Abstracts

Rationale: K+/Cl− cotransporter 2 (KCC2), a neuron-specific chloride transporter, is a key determinant of the efficacy of GABAergic inhibition. The expression of KCC2 has been found to be reduced in many developmental and epileptic encephalopathy, including Rett syndrome (RTT), suggesting that KCC2 might play a role in the pathophysiology of these disorders.

Methods: To develop neuron-based high-throughput screening (HTS) assays to identify chemical compounds that enhance the expression of the KCC2 gene, we report the generation of a robust high-throughput drug screening platform that allows for the rapid assessment of KCC2 gene expression in genome-edited human reporter neurons.

Results: From an unbiased screen of more than 900 small-molecule chemicals, we have identified a group of compounds that enhance KCC2 expression termed KCC2 expression–enhancing compounds (KEECs). The identified KEECs include U.S. Food and Drug Administration–approved drugs that are inhibitors of the fms-like tyrosine kinase 3 (FLT3) or glycogen synthase kinase 3 (GSK3) pathways and activators of the sirtuin 1 (SIRT1) and transient receptor potential cation channel subfamily V member 1 (TRPV1) pathways. Treatment with hit compounds increased KCC2 expression in human wild-type (WT) and isogenic MECP2 mutant RTT neurons, and rescued electrophysiological and morphological abnormalities of RTT neurons. Injection of KEEC KW-2449 or piperine in Mecp2 mutant mice ameliorated disease-associated respiratory and locomotion phenotypes.
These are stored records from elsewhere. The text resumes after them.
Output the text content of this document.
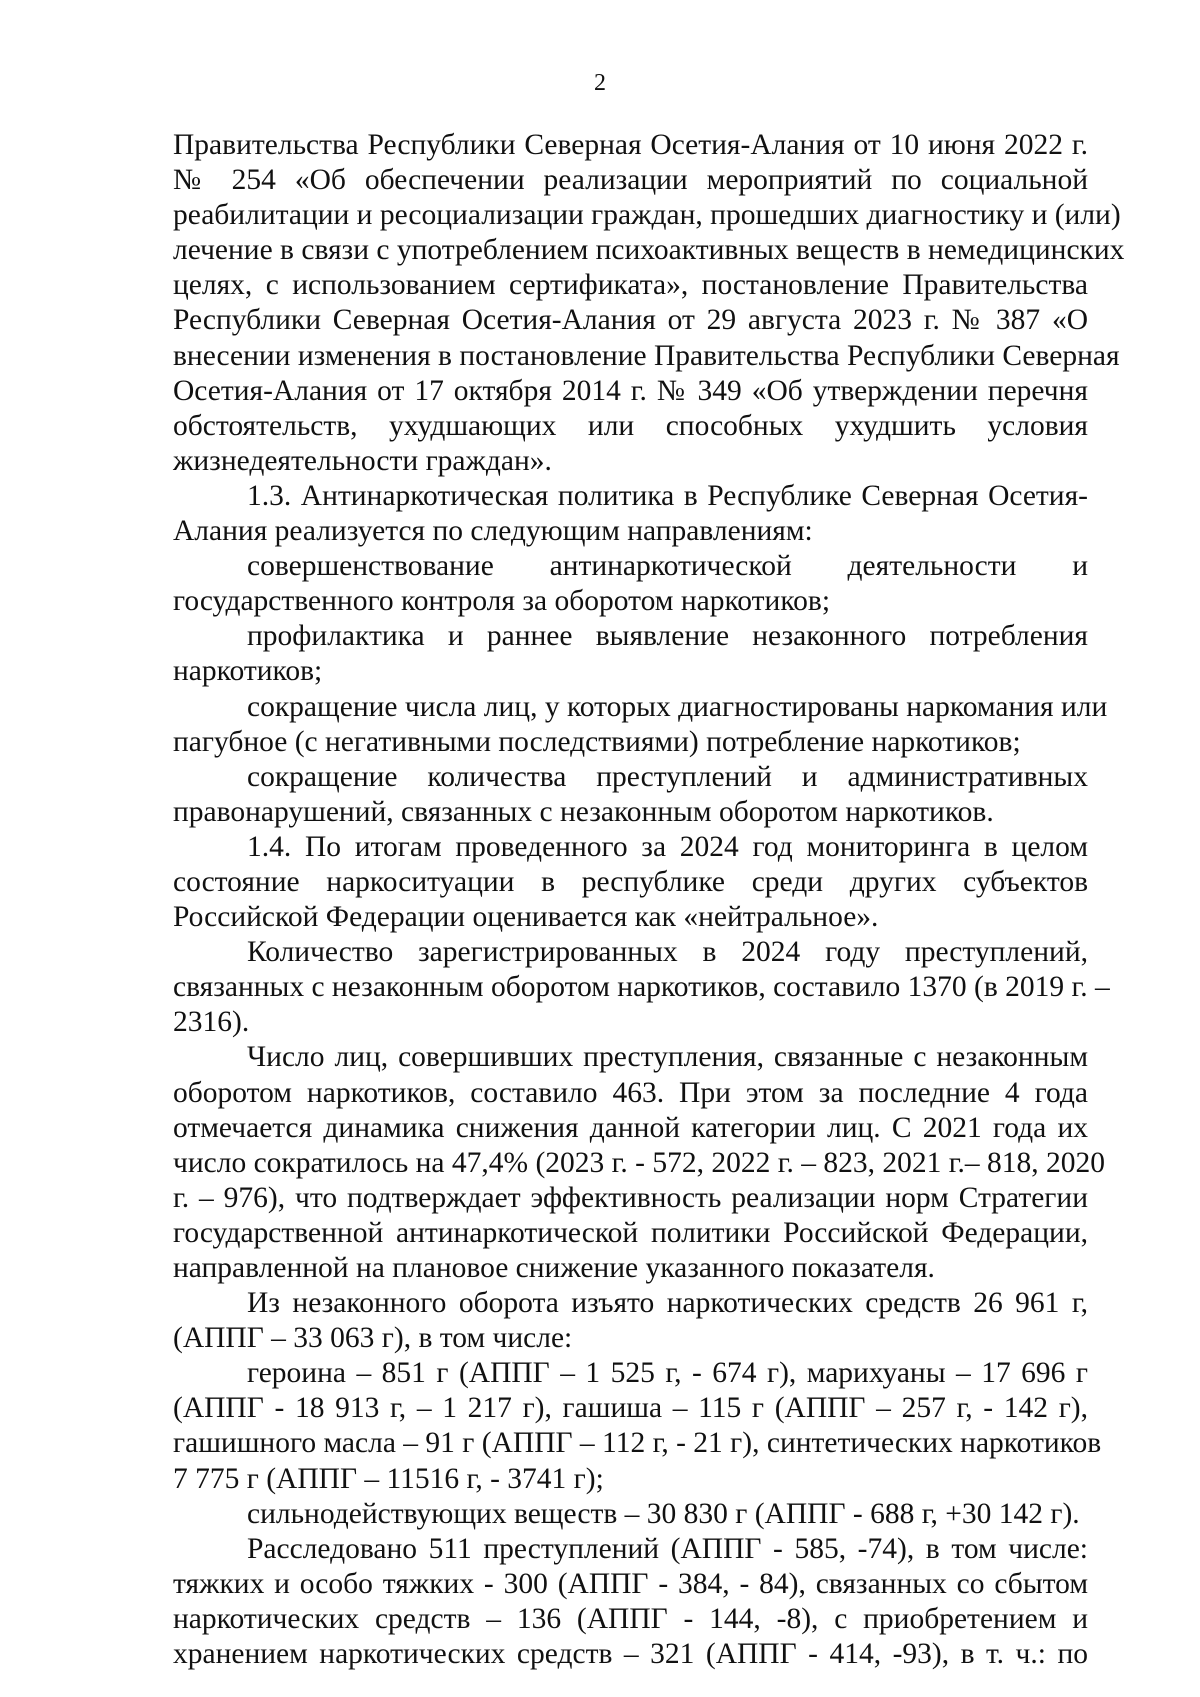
2
Правительства Республики Северная Осетия-Алания от 10 июня 2022 г.
№ 254 «Об обеспечении реализации мероприятий по социальной
реабилитации и ресоциализации граждан, прошедших диагностику и (или)
лечение в связи с употреблением психоактивных веществ в немедицинских
целях, с использованием сертификата», постановление Правительства
Республики Северная Осетия-Алания от 29 августа 2023 г. № 387 «О
внесении изменения в постановление Правительства Республики Северная
Осетия-Алания от 17 октября 2014 г. № 349 «Об утверждении перечня
обстоятельств, ухудшающих или способных ухудшить условия
жизнедеятельности граждан».
1.3. Антинаркотическая политика в Республике Северная Осетия-
Алания реализуется по следующим направлениям:
совершенствование антинаркотической деятельности и
государственного контроля за оборотом наркотиков;
профилактика и раннее выявление незаконного потребления
наркотиков;
сокращение числа лиц, у которых диагностированы наркомания или
пагубное (с негативными последствиями) потребление наркотиков;
сокращение количества преступлений и административных
правонарушений, связанных с незаконным оборотом наркотиков.
1.4. По итогам проведенного за 2024 год мониторинга в целом
состояние наркоситуации в республике среди других субъектов
Российской Федерации оценивается как «нейтральное».
Количество зарегистрированных в 2024 году преступлений,
связанных с незаконным оборотом наркотиков, составило 1370 (в 2019 г. –
2316).
Число лиц, совершивших преступления, связанные с незаконным
оборотом наркотиков, составило 463. При этом за последние 4 года
отмечается динамика снижения данной категории лиц. С 2021 года их
число сократилось на 47,4% (2023 г. - 572, 2022 г. – 823, 2021 г.– 818, 2020
г. – 976), что подтверждает эффективность реализации норм Стратегии
государственной антинаркотической политики Российской Федерации,
направленной на плановое снижение указанного показателя.
Из незаконного оборота изъято наркотических средств 26 961 г,
(АППГ – 33 063 г), в том числе:
героина – 851 г (АППГ – 1 525 г, - 674 г), марихуаны – 17 696 г
(АППГ - 18 913 г, – 1 217 г), гашиша – 115 г (АППГ – 257 г, - 142 г),
гашишного масла – 91 г (АППГ – 112 г, - 21 г), синтетических наркотиков
7 775 г (АППГ – 11516 г, - 3741 г);
сильнодействующих веществ – 30 830 г (АППГ - 688 г, +30 142 г).
Расследовано 511 преступлений (АППГ - 585, -74), в том числе:
тяжких и особо тяжких - 300 (АППГ - 384, - 84), связанных со сбытом
наркотических средств – 136 (АППГ - 144, -8), с приобретением и
хранением наркотических средств – 321 (АППГ - 414, -93), в т. ч.: по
Conclusions: The small-molecule compounds described in our study may have therapeutic effects not only in RTT but also in other neurological disorders, such as many epileptic disorders, involving dysregulation of KCC2.

Funding: Please list any funding that was received in support of this abstract.: This research was supported by NIH grants HD 045022, R37-CA084198, NS088538, and MH104610 awarded to R.J.; MH085802 awarded to M.S.; a postdoctoral fellowship grant from the Simons Foundation to the Simons Center for the Social Brain at MIT awarded to X.T. (award no. 2389069); and a Rett Syndrome Research Trust (RSRT) grant awarded to R.J. (award no. 50-1873-0201). K.L. was supported by an International Rett Syndrome Foundation postdoctoral fellowship. X.S.L. was supported by a Damon Runyon Cancer Foundation postdoctoral fellowship. This work was also supported, in part, by the Koch Institute Support (core) grant P30-CA14051 from the National Cancer Institute.